The California Air Resources Board made headlines recently when it announced that no new electric vehicles would be sold in the state after 2035.

While that move was welcomed by many on the left, one Republican governor recently made clear that his state won’t be following suit. 

New promises

According to Fox Business, Virginia Gov. Glenn Youngkin issued a statement on Sunday in which he promised to undo legislation passed last year under his Democratic predecessor tying Virginia’s emission standards to those of California.

“In an effort to turn Virginia into California, liberal politicians who previously ran our government sold Virginia out by subjecting Virginia drivers to California vehicle laws,” Youngkin complained.

“Now, under that pact, Virginians will be forced to adopt the California law that prohibits the sale of gas and diesel-fueled vehicles,” he continued.

“Ridiculous edict”

“I am already at work to prevent this ridiculous edict from being forced on Virginians. California’s out of touch laws have no place in our Commonwealth,” the governor concluded.

Fox Business noted that Republicans hold a majority in Virginia’s legislature and Youngkin has consulted with lawmakers about passing a new bill regarding emissions.

“House Republicans will advance legislation in 2023 to put Virginians back in charge of Virginia’s auto emission standards and its vehicle marketplace. Virginia is not, and should not be, California,” House Speaker Todd Gilbert was quoted as saying in a statement.

Not powerful enough

Youngkin isn’t the only one criticizing California’s car ban; in an op-ed piece for Fox News, former California Republican Party chairman Tom Del Beccaro wrote, “California has an energy shortage. Period.
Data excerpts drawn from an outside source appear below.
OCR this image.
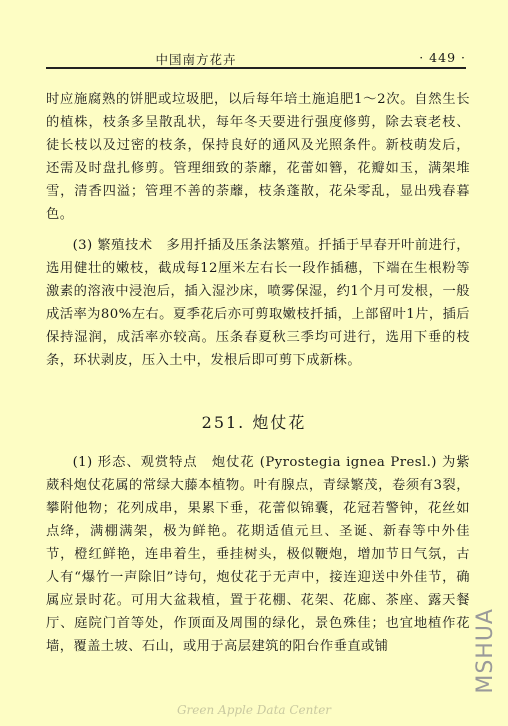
中国南方花卉	· 449 ·
时应施腐熟的饼肥或垃圾肥，以后每年培土施追肥1～2次。自然生长的植株，枝条多呈散乱状，每年冬天要进行强度修剪，除去衰老枝、徒长枝以及过密的枝条，保持良好的通风及光照条件。新枝萌发后，还需及时盘扎修剪。管理细致的荼蘼，花蕾如簪，花瓣如玉，满架堆雪，清香四溢；管理不善的荼蘼，枝条蓬散，花朵零乱，显出残春暮色。
(3) 繁殖技术　多用扦插及压条法繁殖。扦插于早春开叶前进行，选用健壮的嫩枝，截成每12厘米左右长一段作插穗，下端在生根粉等激素的溶液中浸泡后，插入湿沙床，喷雾保湿，约1个月可发根，一般成活率为80%左右。夏季花后亦可剪取嫩枝扦插，上部留叶1片，插后保持湿润，成活率亦较高。压条春夏秋三季均可进行，选用下垂的枝条，环状剥皮，压入土中，发根后即可剪下成新株。
251. 炮仗花
(1) 形态、观赏特点　炮仗花 (Pyrostegia ignea Presl.) 为紫葳科炮仗花属的常绿大藤本植物。叶有腺点，青绿繁茂，卷须有3裂，攀附他物；花列成串，果累下垂，花蕾似锦囊，花冠若警钟，花丝如点绛，满棚满架，极为鲜艳。花期适值元旦、圣诞、新春等中外佳节，橙红鲜艳，连串着生，垂挂树头，极似鞭炮，增加节日气氛，古人有“爆竹一声除旧”诗句，炮仗花于无声中，接连迎送中外佳节，确属应景时花。可用大盆栽植，置于花棚、花架、花廊、茶座、露天餐厅、庭院门首等处，作顶面及周围的绿化，景色殊佳；也宜地植作花墙，覆盖土坡、石山，或用于高层建筑的阳台作垂直或铺	MSHUA
Green Apple Data Center
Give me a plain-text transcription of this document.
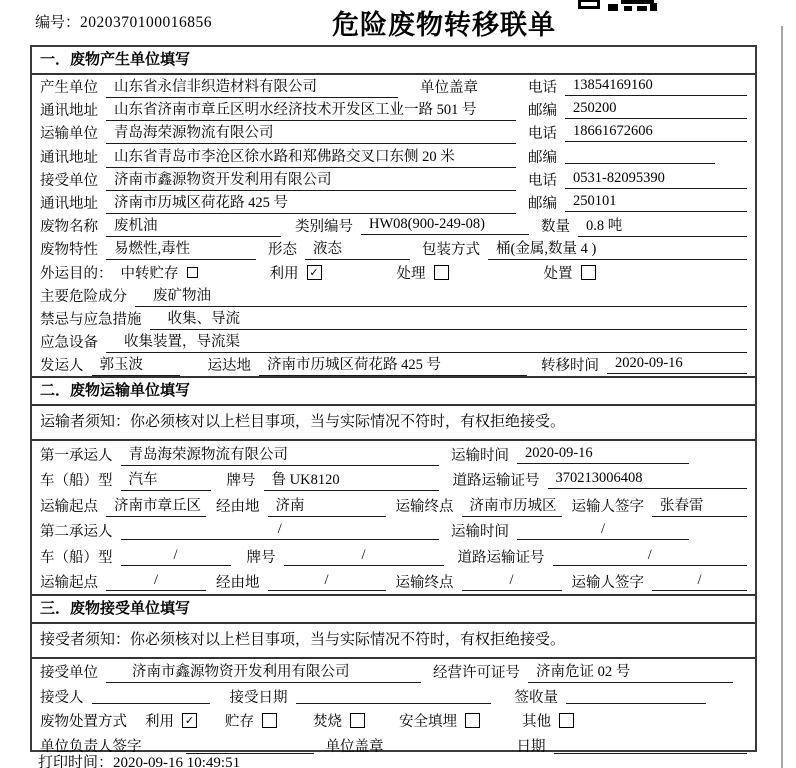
编号：2020370100016856	危险废物转移联单
一．废物产生单位填写
产生单位	山东省永信非织造材料有限公司	单位盖章	电话	13854169160
通讯地址	山东省济南市章丘区明水经济技术开发区工业一路 501 号	邮编	250200
运输单位	青岛海荣源物流有限公司	电话	18661672606
通讯地址	山东省青岛市李沧区徐水路和郑佛路交叉口东侧 20 米	邮编
接受单位	济南市鑫源物资开发利用有限公司	电话	0531-82095390
通讯地址	济南市历城区荷花路 425 号	邮编	250101
废物名称	废机油	类别编号	HW08(900-249-08)	数量	0.8 吨
废物特性	易燃性,毒性	形态	液态	包装方式	桶(金属,数量 4 )
外运目的： 中转贮存	利用 ✓	处理	处置
主要危险成分	废矿物油
禁忌与应急措施	收集、导流
应急设备	收集装置，导流渠
发运人	郭玉波	运达地	济南市历城区荷花路 425 号	转移时间	2020-09-16
二．废物运输单位填写
运输者须知：你必须核对以上栏目事项，当与实际情况不符时，有权拒绝接受。
第一承运人	青岛海荣源物流有限公司	运输时间	2020-09-16
车（船）型	汽车	牌号	鲁 UK8120	道路运输证号	370213006408
运输起点	济南市章丘区	经由地	济南	运输终点	济南市历城区	运输人签字	张春雷
第二承运人	/	运输时间	/
车（船）型	/	牌号	/	道路运输证号	/
运输起点	/	经由地	/	运输终点	/	运输人签字	/
三．废物接受单位填写
接受者须知：你必须核对以上栏目事项，当与实际情况不符时，有权拒绝接受。
接受单位	济南市鑫源物资开发利用有限公司	经营许可证号	济南危证 02 号
接受人	接受日期	签收量
废物处置方式 利用 ✓ 贮存	焚烧	安全填埋	其他
单位负责人签字	单位盖章	日期
打印时间：2020-09-16 10:49:51
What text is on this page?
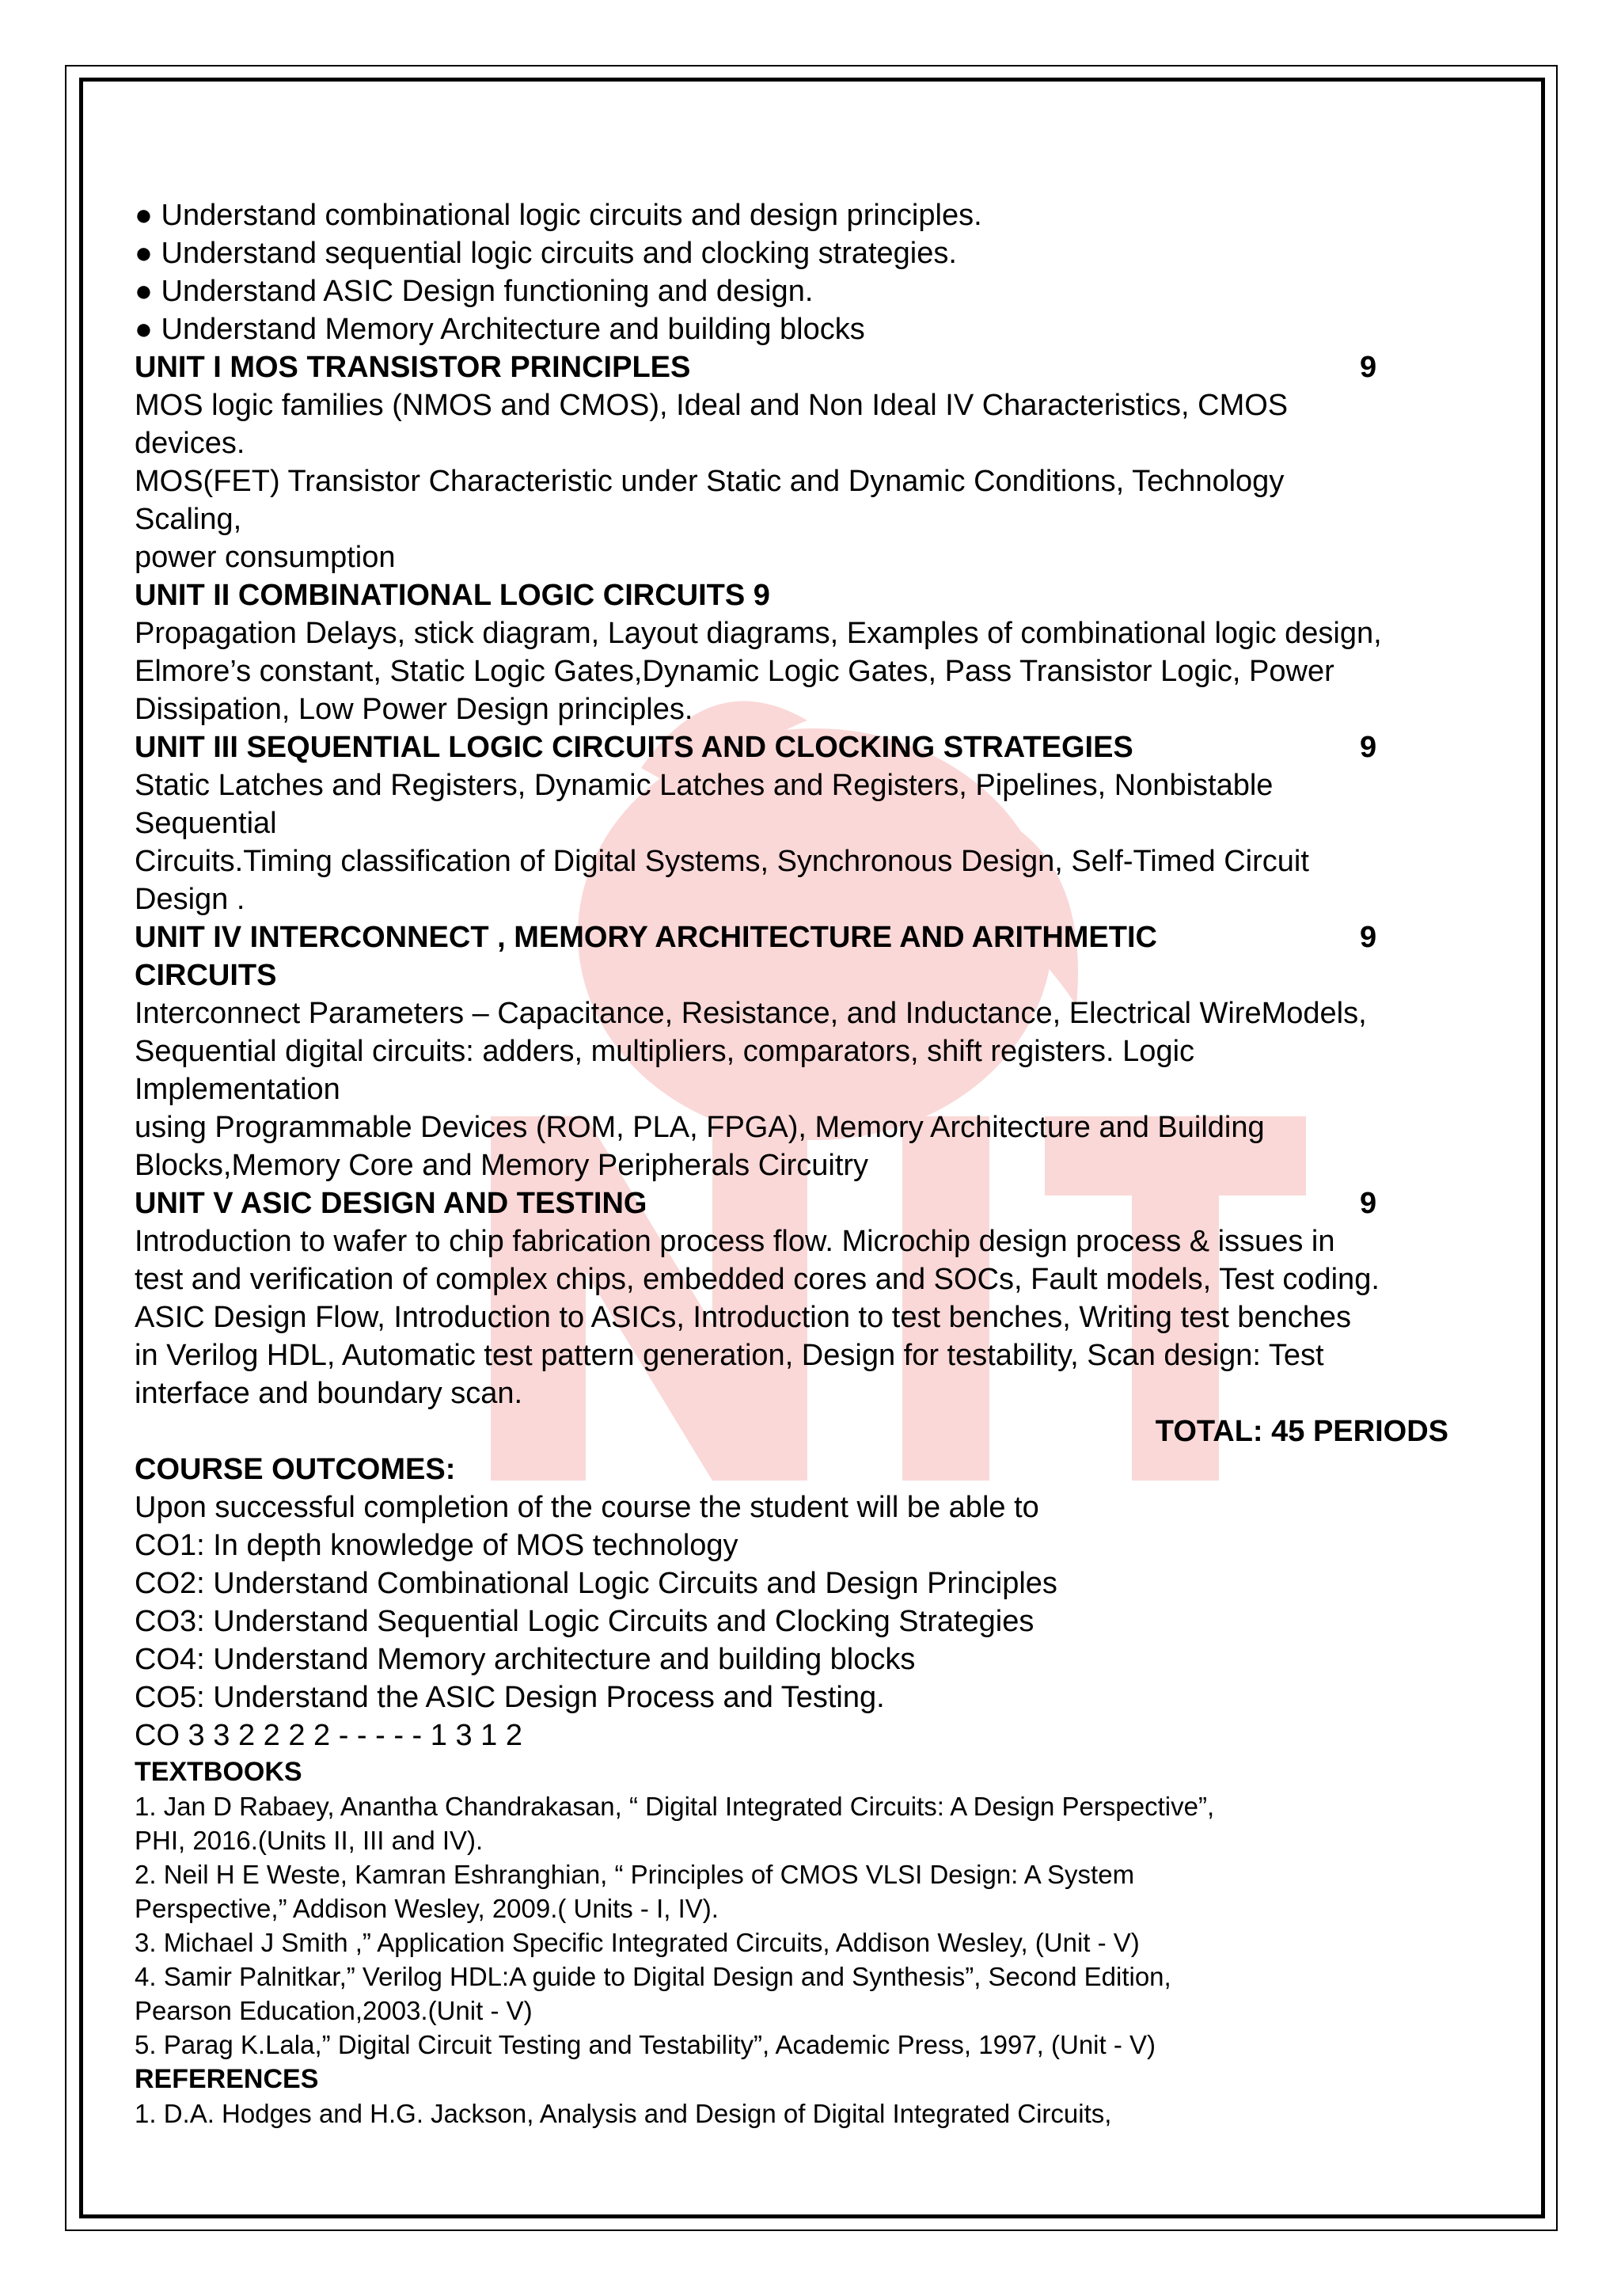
● Understand combinational logic circuits and design principles.
● Understand sequential logic circuits and clocking strategies.
● Understand ASIC Design functioning and design.
● Understand Memory Architecture and building blocks
UNIT I MOS TRANSISTOR PRINCIPLES	9
MOS logic families (NMOS and CMOS), Ideal and Non Ideal IV Characteristics, CMOS
devices.
MOS(FET) Transistor Characteristic under Static and Dynamic Conditions, Technology
Scaling,
power consumption
UNIT II COMBINATIONAL LOGIC CIRCUITS 9
Propagation Delays, stick diagram, Layout diagrams, Examples of combinational logic design,
Elmore’s constant, Static Logic Gates,Dynamic Logic Gates, Pass Transistor Logic, Power
Dissipation, Low Power Design principles.
UNIT III SEQUENTIAL LOGIC CIRCUITS AND CLOCKING STRATEGIES	9
Static Latches and Registers, Dynamic Latches and Registers, Pipelines, Nonbistable
Sequential
Circuits.Timing classification of Digital Systems, Synchronous Design, Self-Timed Circuit
Design .
UNIT IV INTERCONNECT , MEMORY ARCHITECTURE AND ARITHMETIC	9
CIRCUITS
Interconnect Parameters – Capacitance, Resistance, and Inductance, Electrical WireModels,
Sequential digital circuits: adders, multipliers, comparators, shift registers. Logic
Implementation
using Programmable Devices (ROM, PLA, FPGA), Memory Architecture and Building
Blocks,Memory Core and Memory Peripherals Circuitry
UNIT V ASIC DESIGN AND TESTING	9
Introduction to wafer to chip fabrication process flow. Microchip design process & issues in
test and verification of complex chips, embedded cores and SOCs, Fault models, Test coding.
ASIC Design Flow, Introduction to ASICs, Introduction to test benches, Writing test benches
in Verilog HDL, Automatic test pattern generation, Design for testability, Scan design: Test
interface and boundary scan.
TOTAL: 45 PERIODS
COURSE OUTCOMES:
Upon successful completion of the course the student will be able to
CO1: In depth knowledge of MOS technology
CO2: Understand Combinational Logic Circuits and Design Principles
CO3: Understand Sequential Logic Circuits and Clocking Strategies
CO4: Understand Memory architecture and building blocks
CO5: Understand the ASIC Design Process and Testing.
CO 3 3 2 2 2 2 - - - - - 1 3 1 2
TEXTBOOKS
1. Jan D Rabaey, Anantha Chandrakasan, “ Digital Integrated Circuits: A Design Perspective”,
PHI, 2016.(Units II, III and IV).
2. Neil H E Weste, Kamran Eshranghian, “ Principles of CMOS VLSI Design: A System
Perspective,” Addison Wesley, 2009.( Units - I, IV).
3. Michael J Smith ,” Application Specific Integrated Circuits, Addison Wesley, (Unit - V)
4. Samir Palnitkar,” Verilog HDL:A guide to Digital Design and Synthesis”, Second Edition,
Pearson Education,2003.(Unit - V)
5. Parag K.Lala,” Digital Circuit Testing and Testability”, Academic Press, 1997, (Unit - V)
REFERENCES
1. D.A. Hodges and H.G. Jackson, Analysis and Design of Digital Integrated Circuits,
Full stop.”

“Just a couple of months ago, California energy officials forecasted that ‘the state’s electrical grid lacks sufficient capacity to keep the lights on this summer and beyond if heatwaves, wildfires or other extreme events take their toll,'” Del Beccaro observed.

“California’s regulators have also projected that the problem will get worse by 2025 – and are about to stick customers with annual electricity rate increases of between 4% and 9% from now to 2025.”